CambridgeSemiticsLab / nena_corpus

The NENA corpus in plain-text markup
Creative Commons Attribution 4.0 International
2 stars 2 forks source link

Multi-Line Emphasis in bar text A37-A40 #1

Closed codykingham closed 4 years ago

codykingham commented 4 years ago

The source file bar text A37-A40.html has several paragraphs that are incorrectly emphasized in the html to .nena conversion:

For example, in The Tale of Nasimo, lines 1–3 become emphasized, even though they are not emphasized in the original .doc file:

(1) *ʾíθwa xa-bráta šə́mma Nasìmo.ˈ Nasìmoˈ wíðɛwa gu-ʾúmra qurbàna,ˈ qa-ṱ-azáwa
qarwàwa.ˈ yomáθa la-palṭàwa,ˈ ma-ṱ-áwa xámθa šapìrta,ˈ káwsa làxxa ṣaléwa.ˈ
ʾiθwála šáwwa xonăwàθa.ˈ mə́ra lá-palṭa xáθən mən-bɛ̀θa.ˈ ʾàxni nablə́xla.ˈ
(2) ʾáni zìlla.ˈ lá-θela jàldeˈ murqə̀lla.ˈ mə́ra xéna ʾána qɛ́mən ʾázən ʾùmra.ˈ
ʾánna xonăwáθa là-θela.ˈ ʾazáwa ʾúmra qa-t-qarwàwa,ˈ dášta ṃaḷyáwa rakáwe
ʾarabàye.ˈ ṃḷíθa dášta ʾarabàye,ˈ ʾə́θyela jlíwəlla muṣə̀lyəlla.ˈ
(3) ʾə́θyɛle xóna díya ʾo-gòṛa,ˈ lɛ́le xə́zyəlla xàθe,ˈ dax-xànum ʾay-tíwta
gu-bɛ́θa.ˈ lá qəm-xazèla.ˈ mə̀re*:ˈ

This seems to be caused by the export from .doc to .html, which has removed the default italic formatting from these lines. Most of the NENA .doc files use italics as the default formatting with regular font to indicate "emphasis" (e.g. non-nena words like proper nouns). This is also true of bar text A37-A40.html. Opening the file in MS word, I have confirmed that lines 1-3 are indeed formatted with italics. But on export, MS Word strips out this formatting for these lines, causing them to be read as unformatted, and hence "emphasis". I have also reproduced this behavior with a fresh html export.
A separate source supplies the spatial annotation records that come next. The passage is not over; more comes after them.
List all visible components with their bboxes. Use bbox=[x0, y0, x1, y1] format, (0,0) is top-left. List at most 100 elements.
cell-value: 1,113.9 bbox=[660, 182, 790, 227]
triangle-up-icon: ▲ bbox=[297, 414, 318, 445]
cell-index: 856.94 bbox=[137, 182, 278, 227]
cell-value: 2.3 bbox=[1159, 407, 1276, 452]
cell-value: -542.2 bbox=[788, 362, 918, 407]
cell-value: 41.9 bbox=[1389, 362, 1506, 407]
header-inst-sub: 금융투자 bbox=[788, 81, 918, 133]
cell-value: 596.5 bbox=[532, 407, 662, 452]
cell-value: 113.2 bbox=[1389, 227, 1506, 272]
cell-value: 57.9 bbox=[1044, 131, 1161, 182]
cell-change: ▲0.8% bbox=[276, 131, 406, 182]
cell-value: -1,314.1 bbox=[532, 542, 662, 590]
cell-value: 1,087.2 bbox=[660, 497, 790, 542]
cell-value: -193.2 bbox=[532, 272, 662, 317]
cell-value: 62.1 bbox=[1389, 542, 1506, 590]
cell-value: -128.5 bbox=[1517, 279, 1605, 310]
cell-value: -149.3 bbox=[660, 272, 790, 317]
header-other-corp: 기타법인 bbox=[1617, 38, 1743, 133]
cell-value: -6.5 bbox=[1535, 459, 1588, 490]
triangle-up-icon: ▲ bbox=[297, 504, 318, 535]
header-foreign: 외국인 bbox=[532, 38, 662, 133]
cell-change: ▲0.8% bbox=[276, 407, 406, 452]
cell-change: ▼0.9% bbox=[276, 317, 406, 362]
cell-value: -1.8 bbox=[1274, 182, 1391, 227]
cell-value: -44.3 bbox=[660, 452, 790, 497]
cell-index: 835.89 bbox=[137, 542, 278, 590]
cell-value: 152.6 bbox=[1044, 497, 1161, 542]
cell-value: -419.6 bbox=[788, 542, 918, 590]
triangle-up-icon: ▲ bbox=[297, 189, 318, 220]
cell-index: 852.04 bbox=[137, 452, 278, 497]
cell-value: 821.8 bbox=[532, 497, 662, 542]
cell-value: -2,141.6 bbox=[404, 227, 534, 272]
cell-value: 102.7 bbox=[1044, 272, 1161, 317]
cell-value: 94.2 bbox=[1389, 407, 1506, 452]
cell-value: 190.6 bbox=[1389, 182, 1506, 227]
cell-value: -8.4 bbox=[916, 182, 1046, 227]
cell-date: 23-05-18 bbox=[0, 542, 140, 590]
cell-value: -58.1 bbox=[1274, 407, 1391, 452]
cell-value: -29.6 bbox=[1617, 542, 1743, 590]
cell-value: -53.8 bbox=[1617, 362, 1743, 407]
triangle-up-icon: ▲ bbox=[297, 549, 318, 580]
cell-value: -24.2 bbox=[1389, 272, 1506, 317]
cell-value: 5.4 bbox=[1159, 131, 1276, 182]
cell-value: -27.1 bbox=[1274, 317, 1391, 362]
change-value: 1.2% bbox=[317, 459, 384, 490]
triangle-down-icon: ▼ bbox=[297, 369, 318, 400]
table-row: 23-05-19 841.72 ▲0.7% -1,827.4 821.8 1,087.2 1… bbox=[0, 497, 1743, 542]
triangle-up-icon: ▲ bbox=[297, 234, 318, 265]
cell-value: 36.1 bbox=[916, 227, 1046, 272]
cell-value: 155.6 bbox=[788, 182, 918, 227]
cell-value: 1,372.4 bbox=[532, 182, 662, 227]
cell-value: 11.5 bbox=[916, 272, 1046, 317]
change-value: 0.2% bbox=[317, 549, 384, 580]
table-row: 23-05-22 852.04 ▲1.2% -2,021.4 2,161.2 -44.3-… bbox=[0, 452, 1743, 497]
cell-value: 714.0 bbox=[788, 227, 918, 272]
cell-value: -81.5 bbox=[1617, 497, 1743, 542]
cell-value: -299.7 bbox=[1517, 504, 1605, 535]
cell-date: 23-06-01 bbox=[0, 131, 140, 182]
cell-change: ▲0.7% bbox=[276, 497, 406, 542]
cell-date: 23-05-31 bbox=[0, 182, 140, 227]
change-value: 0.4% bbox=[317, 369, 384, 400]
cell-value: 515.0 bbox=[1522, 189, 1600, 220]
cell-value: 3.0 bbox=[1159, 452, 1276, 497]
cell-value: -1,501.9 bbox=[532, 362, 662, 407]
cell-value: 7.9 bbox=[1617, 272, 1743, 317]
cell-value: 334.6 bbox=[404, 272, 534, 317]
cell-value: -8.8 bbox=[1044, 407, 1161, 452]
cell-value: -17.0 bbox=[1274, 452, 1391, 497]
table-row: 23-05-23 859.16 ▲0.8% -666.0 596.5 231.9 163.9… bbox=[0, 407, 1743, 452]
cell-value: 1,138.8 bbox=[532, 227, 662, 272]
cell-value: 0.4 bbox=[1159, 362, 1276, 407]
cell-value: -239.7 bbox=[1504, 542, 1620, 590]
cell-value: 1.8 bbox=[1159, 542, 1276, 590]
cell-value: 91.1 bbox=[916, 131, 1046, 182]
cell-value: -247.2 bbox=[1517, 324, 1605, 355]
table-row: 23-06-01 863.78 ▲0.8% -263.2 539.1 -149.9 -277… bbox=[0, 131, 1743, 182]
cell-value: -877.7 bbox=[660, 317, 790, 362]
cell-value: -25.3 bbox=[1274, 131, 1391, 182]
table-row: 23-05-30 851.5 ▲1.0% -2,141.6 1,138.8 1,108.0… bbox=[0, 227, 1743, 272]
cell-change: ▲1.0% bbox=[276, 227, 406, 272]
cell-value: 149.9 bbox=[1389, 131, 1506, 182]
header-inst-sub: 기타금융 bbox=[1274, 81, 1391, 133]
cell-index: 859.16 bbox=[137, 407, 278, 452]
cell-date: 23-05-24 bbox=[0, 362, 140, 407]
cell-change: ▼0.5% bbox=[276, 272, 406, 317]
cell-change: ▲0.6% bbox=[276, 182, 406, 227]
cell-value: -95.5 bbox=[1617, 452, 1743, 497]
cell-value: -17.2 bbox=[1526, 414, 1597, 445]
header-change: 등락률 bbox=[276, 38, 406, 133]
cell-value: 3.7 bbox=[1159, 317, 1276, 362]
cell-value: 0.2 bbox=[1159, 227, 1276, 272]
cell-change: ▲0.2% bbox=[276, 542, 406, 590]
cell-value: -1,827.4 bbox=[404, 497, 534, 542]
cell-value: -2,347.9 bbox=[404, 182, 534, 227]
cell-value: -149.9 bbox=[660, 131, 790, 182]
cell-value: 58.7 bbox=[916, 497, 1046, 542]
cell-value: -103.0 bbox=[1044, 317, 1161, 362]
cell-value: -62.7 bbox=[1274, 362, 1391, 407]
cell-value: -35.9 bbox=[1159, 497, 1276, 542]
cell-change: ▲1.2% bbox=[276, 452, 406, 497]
One possible cause may be that lines 1–3 are marked as US English:

41    <p lang="en-US"

whereas the rest of the document is encoded as en-GB. However, this is true of other files (e.g. bar text a26.html), which do not suffer from this problem. So this may be caused by a more obscure formatting setting in this particular file.

I am not yet sure where else this problem may occur.

codykingham commented 4 years ago

This issue can be solved by making a separate configuration dict for this file in convert.py.

codykingham commented 4 years ago

The result will be that we lose any potential emphasis in this file. But there does not appear to be any valid ones anyway.

codykingham commented 4 years ago

Done. bar text A37-A40 has been fixed by ignoring emphasis is that document. There do not appear to be foreign terms marked in the document. So this is not a problem.